To determine whether an issue is due to system infrastructure or a CloudAI bug, follow these steps:

  1. Check stdout Messages If CloudAI fails to run a test successfully, it will be indicated in the stdout messages that a test has failed.

  2. Review Log Files

    • Navigate to the output directory and review debug.log, stdout, and stderr files.
    • debug.log contains detailed steps executed by CloudAI, including generated commands, executed commands, and error messages.
  3. Analyze Error Messages By examining the error messages in the log files, you can understand the type of errors CloudAI encountered.

  4. Examine Output Directory If a test fails without explicit error messages, review the output directory of the failed test.
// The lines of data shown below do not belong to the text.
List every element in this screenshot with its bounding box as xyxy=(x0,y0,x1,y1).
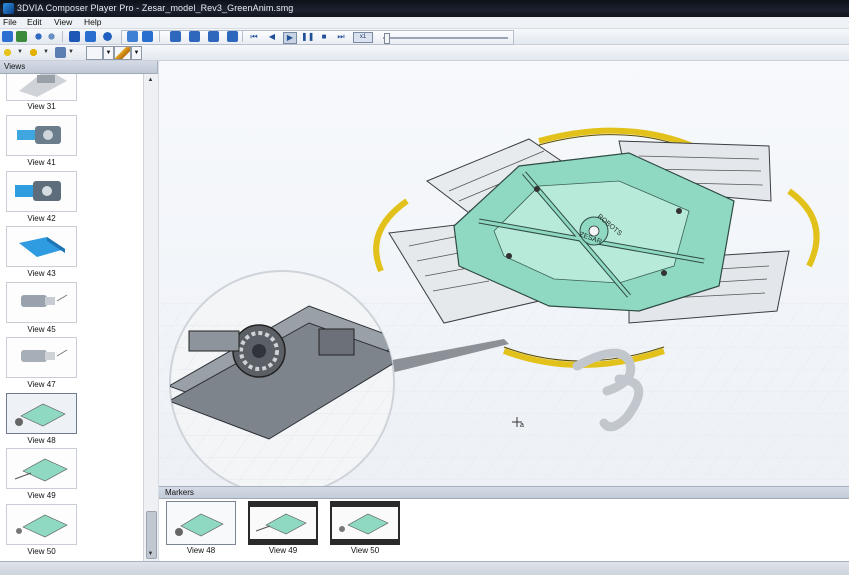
time-slider[interactable] xyxy=(383,37,508,39)
marker-thumbnail[interactable] xyxy=(330,501,400,545)
grid-icon[interactable] xyxy=(69,31,80,42)
assembly-icon-2[interactable] xyxy=(189,31,200,42)
view-thumbnail[interactable] xyxy=(6,504,77,545)
menu-bar: File Edit View Help xyxy=(0,17,849,28)
marker-thumbnail[interactable] xyxy=(248,501,318,545)
chevron-down-icon[interactable]: ▼ xyxy=(103,46,114,60)
view-label: View 31 xyxy=(27,102,56,111)
markers-panel: Markers View 48 View 49 View 50 xyxy=(159,486,849,562)
view-thumbnail[interactable] xyxy=(6,171,77,212)
first-frame-icon[interactable]: ⏮ xyxy=(248,32,260,42)
view-thumbnail[interactable] xyxy=(6,448,77,489)
assembly-icon-4[interactable] xyxy=(227,31,238,42)
speed-icon[interactable]: x1 xyxy=(353,32,373,43)
svg-text:a: a xyxy=(520,422,524,429)
markers-panel-header: Markers xyxy=(159,487,849,499)
status-bar xyxy=(0,561,849,575)
menu-view[interactable]: View xyxy=(54,17,72,28)
view-thumbnail[interactable] xyxy=(6,337,77,378)
display-toolbar: ▼ ▼ ▼ ▼ ▼ xyxy=(0,45,849,61)
rotate-icon[interactable] xyxy=(127,31,138,42)
save-icon[interactable] xyxy=(16,31,27,42)
view-thumbnail[interactable] xyxy=(6,226,77,267)
main-toolbar: ⏮ ◀ ▶ ❚❚ ■ ⏭ x1 xyxy=(0,29,849,45)
scroll-down-icon[interactable]: ▼ xyxy=(144,548,157,560)
view-label: View 48 xyxy=(27,436,56,445)
view-label: View 45 xyxy=(27,325,56,334)
render-mode-icon[interactable] xyxy=(28,47,39,58)
chevron-down-icon[interactable]: ▼ xyxy=(17,47,24,58)
chevron-down-icon[interactable]: ▼ xyxy=(131,46,142,60)
next-frame-icon[interactable]: ⏭ xyxy=(335,32,347,42)
redo-icon[interactable] xyxy=(46,31,57,42)
menu-file[interactable]: File xyxy=(3,17,17,28)
3d-viewport[interactable]: ROBOTS ZESAR a xyxy=(159,61,849,486)
prev-frame-icon[interactable]: ◀ xyxy=(266,32,278,42)
view-label: View 42 xyxy=(27,214,56,223)
assembly-icon-3[interactable] xyxy=(208,31,219,42)
views-list: View 31 View 41 View 42 View 43 View 45 … xyxy=(0,74,143,561)
material-icon[interactable] xyxy=(55,47,66,58)
view-label: View 43 xyxy=(27,269,56,278)
play-icon[interactable]: ▶ xyxy=(283,32,297,44)
light-icon[interactable] xyxy=(2,47,13,58)
chevron-down-icon[interactable]: ▼ xyxy=(43,47,50,58)
chevron-down-icon[interactable]: ▼ xyxy=(68,47,75,58)
camera-icon[interactable] xyxy=(142,31,153,42)
view-thumbnail[interactable] xyxy=(6,115,77,156)
view-label: View 47 xyxy=(27,380,56,389)
window-title: 3DVIA Composer Player Pro - Zesar_model_… xyxy=(17,3,294,13)
info-icon[interactable] xyxy=(102,31,113,42)
view-label: View 49 xyxy=(27,491,56,500)
marker-label: View 48 xyxy=(186,546,216,555)
views-scrollbar[interactable]: ▲ ▼ xyxy=(143,74,158,561)
time-slider-thumb[interactable] xyxy=(384,33,390,44)
view-thumbnail[interactable] xyxy=(6,74,77,101)
scroll-up-icon[interactable]: ▲ xyxy=(144,74,157,86)
view-thumbnail[interactable] xyxy=(6,282,77,323)
undo-icon[interactable] xyxy=(33,31,44,42)
stop-icon[interactable]: ■ xyxy=(318,32,330,42)
open-icon[interactable] xyxy=(2,31,13,42)
marker-label: View 50 xyxy=(350,546,380,555)
pause-icon[interactable]: ❚❚ xyxy=(301,32,314,42)
app-icon xyxy=(3,3,14,14)
view-label: View 41 xyxy=(27,158,56,167)
view-label: View 50 xyxy=(27,547,56,556)
menu-help[interactable]: Help xyxy=(84,17,101,28)
marker-label: View 49 xyxy=(268,546,298,555)
views-panel-title: Views xyxy=(4,62,26,71)
zoom-icon[interactable] xyxy=(85,31,96,42)
markers-panel-title: Markers xyxy=(165,488,194,497)
animation-toolbar: ⏮ ◀ ▶ ❚❚ ■ ⏭ x1 xyxy=(121,30,514,45)
menu-edit[interactable]: Edit xyxy=(27,17,42,28)
views-panel: Views View 31 View 41 View 42 View 43 Vi… xyxy=(0,61,158,561)
view-thumbnail-selected[interactable] xyxy=(6,393,77,434)
title-bar: 3DVIA Composer Player Pro - Zesar_model_… xyxy=(0,0,849,17)
views-panel-header: Views xyxy=(0,61,157,74)
select-icon[interactable] xyxy=(114,46,131,60)
pan-icon[interactable] xyxy=(86,46,103,60)
assembly-icon-1[interactable] xyxy=(170,31,181,42)
marker-thumbnail[interactable] xyxy=(166,501,236,545)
Look for stdout.txt, stderr.txt, or any generated files to understand the failure reason.

  5. Manual Rerun of Tests

    • To manually rerun the test, consult the debug.log for the command CloudAI executed.
    • Look for an sbatch command with a generated sbatch script.
    • Execute the command manually to debug further.
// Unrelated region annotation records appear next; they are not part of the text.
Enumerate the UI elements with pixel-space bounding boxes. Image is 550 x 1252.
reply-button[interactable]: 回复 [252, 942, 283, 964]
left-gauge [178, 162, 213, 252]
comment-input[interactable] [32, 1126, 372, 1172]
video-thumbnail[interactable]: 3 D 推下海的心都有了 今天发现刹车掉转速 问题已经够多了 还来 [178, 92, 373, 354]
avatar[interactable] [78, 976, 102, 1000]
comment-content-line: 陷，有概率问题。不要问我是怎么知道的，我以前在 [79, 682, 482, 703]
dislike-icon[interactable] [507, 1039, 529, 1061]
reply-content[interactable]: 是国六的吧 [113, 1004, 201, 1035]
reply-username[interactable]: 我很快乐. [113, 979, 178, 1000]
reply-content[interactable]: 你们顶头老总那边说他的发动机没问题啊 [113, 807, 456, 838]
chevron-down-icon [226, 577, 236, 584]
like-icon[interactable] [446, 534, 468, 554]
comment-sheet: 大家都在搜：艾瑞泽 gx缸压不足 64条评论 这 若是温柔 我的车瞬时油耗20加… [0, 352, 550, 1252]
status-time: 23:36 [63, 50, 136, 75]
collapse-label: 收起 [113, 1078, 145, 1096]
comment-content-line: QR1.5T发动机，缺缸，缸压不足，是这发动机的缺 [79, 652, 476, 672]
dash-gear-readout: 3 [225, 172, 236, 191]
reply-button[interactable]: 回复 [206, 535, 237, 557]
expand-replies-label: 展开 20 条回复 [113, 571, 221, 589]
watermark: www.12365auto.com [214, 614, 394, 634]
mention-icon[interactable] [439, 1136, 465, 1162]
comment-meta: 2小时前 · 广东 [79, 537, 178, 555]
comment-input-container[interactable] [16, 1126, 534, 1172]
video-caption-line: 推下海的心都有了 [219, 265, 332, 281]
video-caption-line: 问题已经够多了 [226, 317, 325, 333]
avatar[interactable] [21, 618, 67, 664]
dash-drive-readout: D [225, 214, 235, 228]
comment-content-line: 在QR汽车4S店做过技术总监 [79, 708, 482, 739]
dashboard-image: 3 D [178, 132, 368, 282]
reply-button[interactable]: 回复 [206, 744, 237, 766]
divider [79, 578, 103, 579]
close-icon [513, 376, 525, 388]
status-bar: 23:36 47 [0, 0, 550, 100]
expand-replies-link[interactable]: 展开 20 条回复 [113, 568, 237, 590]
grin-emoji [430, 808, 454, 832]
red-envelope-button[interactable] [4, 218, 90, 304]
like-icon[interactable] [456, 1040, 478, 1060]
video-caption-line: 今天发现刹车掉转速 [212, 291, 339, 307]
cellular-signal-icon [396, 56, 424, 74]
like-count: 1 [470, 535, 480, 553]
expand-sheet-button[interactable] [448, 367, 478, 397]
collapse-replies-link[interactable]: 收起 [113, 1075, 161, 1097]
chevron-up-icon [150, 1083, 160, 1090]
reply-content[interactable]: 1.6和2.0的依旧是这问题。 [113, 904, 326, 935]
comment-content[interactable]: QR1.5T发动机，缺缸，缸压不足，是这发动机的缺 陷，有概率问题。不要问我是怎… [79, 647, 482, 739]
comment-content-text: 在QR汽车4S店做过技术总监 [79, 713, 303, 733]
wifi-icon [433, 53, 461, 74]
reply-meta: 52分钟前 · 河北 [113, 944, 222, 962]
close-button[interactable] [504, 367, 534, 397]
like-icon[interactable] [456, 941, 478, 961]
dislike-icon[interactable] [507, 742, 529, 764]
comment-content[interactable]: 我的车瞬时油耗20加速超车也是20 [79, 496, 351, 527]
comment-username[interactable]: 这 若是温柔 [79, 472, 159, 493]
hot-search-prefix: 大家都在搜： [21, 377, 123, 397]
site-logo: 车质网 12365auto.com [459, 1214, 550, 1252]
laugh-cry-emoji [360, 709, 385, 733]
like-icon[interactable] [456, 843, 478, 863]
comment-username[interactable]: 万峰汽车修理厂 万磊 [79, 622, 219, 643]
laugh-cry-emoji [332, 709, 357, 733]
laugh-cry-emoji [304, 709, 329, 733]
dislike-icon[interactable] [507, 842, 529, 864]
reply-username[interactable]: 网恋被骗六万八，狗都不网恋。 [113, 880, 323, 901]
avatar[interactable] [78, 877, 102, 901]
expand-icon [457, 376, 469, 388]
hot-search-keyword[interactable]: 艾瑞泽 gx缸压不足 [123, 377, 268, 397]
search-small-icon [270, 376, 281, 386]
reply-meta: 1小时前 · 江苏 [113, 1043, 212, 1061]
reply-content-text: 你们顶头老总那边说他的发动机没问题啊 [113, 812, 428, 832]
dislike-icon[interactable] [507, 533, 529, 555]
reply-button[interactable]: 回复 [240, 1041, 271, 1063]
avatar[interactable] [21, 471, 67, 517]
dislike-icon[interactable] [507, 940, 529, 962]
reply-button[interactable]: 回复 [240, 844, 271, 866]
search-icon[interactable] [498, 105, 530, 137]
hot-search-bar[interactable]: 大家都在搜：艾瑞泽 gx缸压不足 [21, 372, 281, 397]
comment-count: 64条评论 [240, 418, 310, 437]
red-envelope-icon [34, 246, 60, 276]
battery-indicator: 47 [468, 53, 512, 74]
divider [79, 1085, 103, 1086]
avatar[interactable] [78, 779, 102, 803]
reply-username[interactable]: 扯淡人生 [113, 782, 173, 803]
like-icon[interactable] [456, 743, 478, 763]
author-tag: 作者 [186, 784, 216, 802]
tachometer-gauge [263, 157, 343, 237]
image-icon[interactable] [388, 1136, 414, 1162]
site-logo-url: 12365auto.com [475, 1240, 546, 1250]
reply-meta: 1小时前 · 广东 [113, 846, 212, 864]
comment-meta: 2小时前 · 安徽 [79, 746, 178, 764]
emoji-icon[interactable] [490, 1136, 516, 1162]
If the problem persists, please report the issue at https://github.com/NVIDIA/cloudai/issues/new/choose. When you report an issue, ensure it is reproducible. Follow the issue template and provide any necessary details, such as the hash commit used, system settings, any changes in the schema files, and the command.

Test Specific Troubleshooting Guides

In addition to the general troubleshooting steps, this section provides specific troubleshooting guides for each test used in CloudAI. These guides help you identify and resolve issues unique to each template.

NeMo Launcher

  • If your run is not successful, please review the stderr and stdout files generated under the results directory. Within the output directory, locate the run directory, and under the run directory, you will find stderr files like log-nemo-megatron-run_[job_id].err. Please review these files for any meaningful error messages.
  • Trying the CloudAI-generated NeMo launcher command can be helpful as well. You can find the executed command in your stdout and in your log file (debug.log) in your current working directory. Review and run the command, and you can modify the arguments to troubleshoot the issue.

JaxToolbox (Grok)

Troubleshooting Steps

If an error occurs, follow these steps sequentially:

  1. Read the Error Messages:

    • Begin by reading the error messages printed by CloudAI. We strive to make our error messages clear and informative, so they are a good starting point for troubleshooting.
  2. Review profile_stderr.txt:

    • JaxToolbox operates in two stages: the profiling phase and the actual run phase. We follow the PGLE workflow as described in the PGLE workflow documentation. All stderr and stdout messages from the profiling phase are stored in profile_stderr.txt. If the profiling stage fails, you should find relevant error messages in this file. Attempt to understand the cause of the error from these messages.
  3. Check the Actual Run Phase:

    • If the profiling stage completes successfully, CloudAI moves on to the actual run phase. The actual run generates stdout and stderr messages in separate files for each rank. Review these files to diagnose any issues during this phase.
Common Errors
  1. DEADLINE_EXCEEDED:
    • When running JaxToolbox on multiple nodes, the nodes must be able to communicate to execute a training job collaboratively. The DEADLINE_EXCEEDED error indicates a failure in the connection during the initialization stage. Potential causes include:
      • Hostname resolution failure by the slave nodes.
      • The port opened by the master node is not accessible by other nodes.
      • Network interface malfunctions.
      • Significant time gap in the initialization phase among nodes. If one node starts early while others are still loading the Docker image, this error can occur. This can happen when a Docker image is not locally cached, and all nodes try to download it from a remote registry without sufficient network bandwidth. The resulting difference in initialization times can lead to a timeout on some nodes.